Hi Ivan, Red Herring, my error, but... The client cfg file demo/tls/configs/client-no-tls.cfg is at fault. Pre and Post server specs are set to port 9004 while they are set to 9005 for the demo set up. (Should have spotted that earlier - sorry). Having fixed that, using demo set up from bpbd-client works fine. Which means my root problem is actually my set-up of a WebSocket based client - which indeed turns out to be the case. So original issue sorted. But while playing, I accidentally found that sending a JSON msg with ch_idx >= num_chs causes a segmentation fault in the processor. That probably ought to be fixed!

— You are receiving this because you commented. Reply to this email directly, view it on GitHub https://github.com/ivan-zapreev/Distributed-Translation-Infrastructure/issues/21#issuecomment-632637092, or unsubscribe https://github.com/notifications/unsubscribe-auth/ACQ76HNSPEKSEH24NGEZRFDRSZMZZANCNFSM4NF2P6XQ .

ivan-zapreev commented 4 years ago

while playing, I accidentally found that sending a JSON msg with ch_idx >= num_chs causes a segmentation fault in the processor. That probably ought to be fixed!

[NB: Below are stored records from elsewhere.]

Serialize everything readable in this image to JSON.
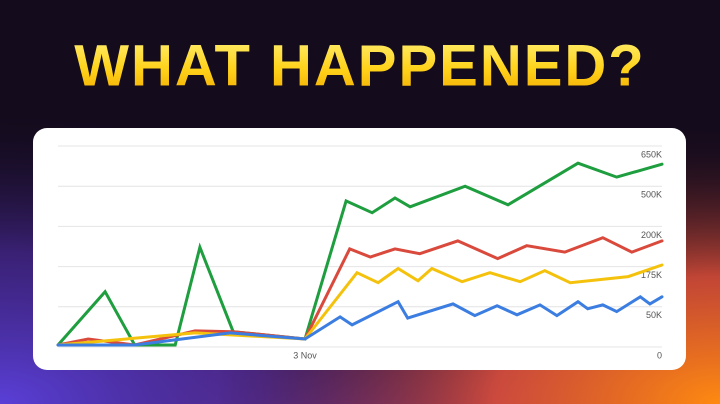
{
  "chart_data": {
    "type": "line",
    "title": "WHAT HAPPENED?",
    "xlim": [
      0,
      100
    ],
    "xticks": [
      {
        "value": 40.9,
        "label": "3 Nov"
      }
    ],
    "ylim": [
      0,
      650000
    ],
    "yticks": [
      0,
      {
        "value": 50000,
        "label": "50K"
      },
      {
        "value": 175000,
        "label": "175K"
      },
      {
        "value": 200000,
        "label": "200K"
      },
      {
        "value": 500000,
        "label": "500K"
      },
      {
        "value": 650000,
        "label": "650K"
      }
    ],
    "grid": true,
    "series": [
      {
        "color": "#1e9e3e",
        "x": [
          0,
          7.8,
          12.7,
          19.4,
          23.5,
          29,
          40.9,
          47.7,
          52,
          55.8,
          58.3,
          67.4,
          74.5,
          86.1,
          92.5,
          100
        ],
        "values": [
          2500,
          97000,
          2500,
          2500,
          187000,
          19000,
          10000,
          390000,
          302000,
          412000,
          346000,
          500000,
          361000,
          586000,
          534000,
          582000
        ]
      },
      {
        "color": "#d94a3d",
        "x": [
          0,
          5,
          12.7,
          22.7,
          29,
          40.9,
          48.3,
          51.7,
          55.8,
          59.9,
          66.2,
          72.8,
          77.6,
          83.9,
          90.2,
          95,
          100
        ],
        "values": [
          2500,
          10000,
          2500,
          20000,
          19000,
          10000,
          186000,
          181000,
          186000,
          183000,
          191000,
          180000,
          188000,
          184000,
          193000,
          184000,
          191000
        ]
      },
      {
        "color": "#f4c20d",
        "x": [
          0,
          22.7,
          40.9,
          49.5,
          53,
          56.3,
          59.6,
          61.9,
          66.9,
          71.5,
          76.5,
          80.6,
          84.8,
          94.4,
          100
        ],
        "values": [
          2500,
          17500,
          10000,
          156000,
          125000,
          169000,
          131000,
          169000,
          128000,
          156000,
          128000,
          162500,
          125000,
          144000,
          176000
        ]
      },
      {
        "color": "#3b7de0",
        "x": [
          0,
          12.7,
          28.5,
          40.9,
          46.7,
          48.7,
          56.3,
          57.9,
          65.4,
          69,
          72.7,
          76,
          79.8,
          82.6,
          86.1,
          87.7,
          90.2,
          92.5,
          96.4,
          98,
          100
        ],
        "values": [
          2500,
          2500,
          17500,
          10000,
          37500,
          27500,
          66000,
          36000,
          59000,
          39000,
          53000,
          40000,
          56000,
          39000,
          66000,
          47500,
          56000,
          44000,
          81000,
          59000,
          81000
        ]
      }
    ]
  }
}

Regarding this, index issue. Please take a look at

https://github.com/ivan-zapreev/Distributed-Translation-Infrastructure/blob/master/inc/processor/processor_job.hpp

and the processor request handling function:

                   inline void add_request(proc_req_in * req) {
                        unique_guard guard(m_req_tasks_lock);

                        //Get the task index
                        uint64_t chunk_idx = req->get_chunk_idx();

                        //Assert sanity
                        ASSERT_SANITY_THROW((chunk_idx >= m_exp_num_chunks),
                                string("Improper chunk index: ") + to_string(chunk_idx) +
                                string(", must be <= ") + to_string(m_exp_num_chunks));

                        //Assert sanity
                        ASSERT_SANITY_THROW((m_req_tasks[chunk_idx] != NULL),
                                string("The chunk index ") + to_string(chunk_idx) +
                                string(" of the job request ") + m_job_token +
                                string(" from session ") + to_string(m_session_id) +
                                string(" is already set!"));

                        LOG_DEBUG << "Storing the job: " << req->get_job_token()
                                << " chunk: " << chunk_idx << END_LOG;

                        //Store the task
                        m_req_tasks[chunk_idx] = req;

                        //Increment the number of tasks
                        ++m_act_num_chunks;
                    }

As one can see there are sanity checks for the chunk indexes to be within the limits and more. However, these are disabled in non SANITY mode as such checks influence the performance. So for testing purposes I would suggest building and running the infrastructure in the SANITY mode, the information on that can be found in:

https://github.com/ivan-zapreev/Distributed-Translation-Infrastructure#project-compile-time-parameters

You may also run a server build with this mode in production but I have not estimated the performance drops for this case.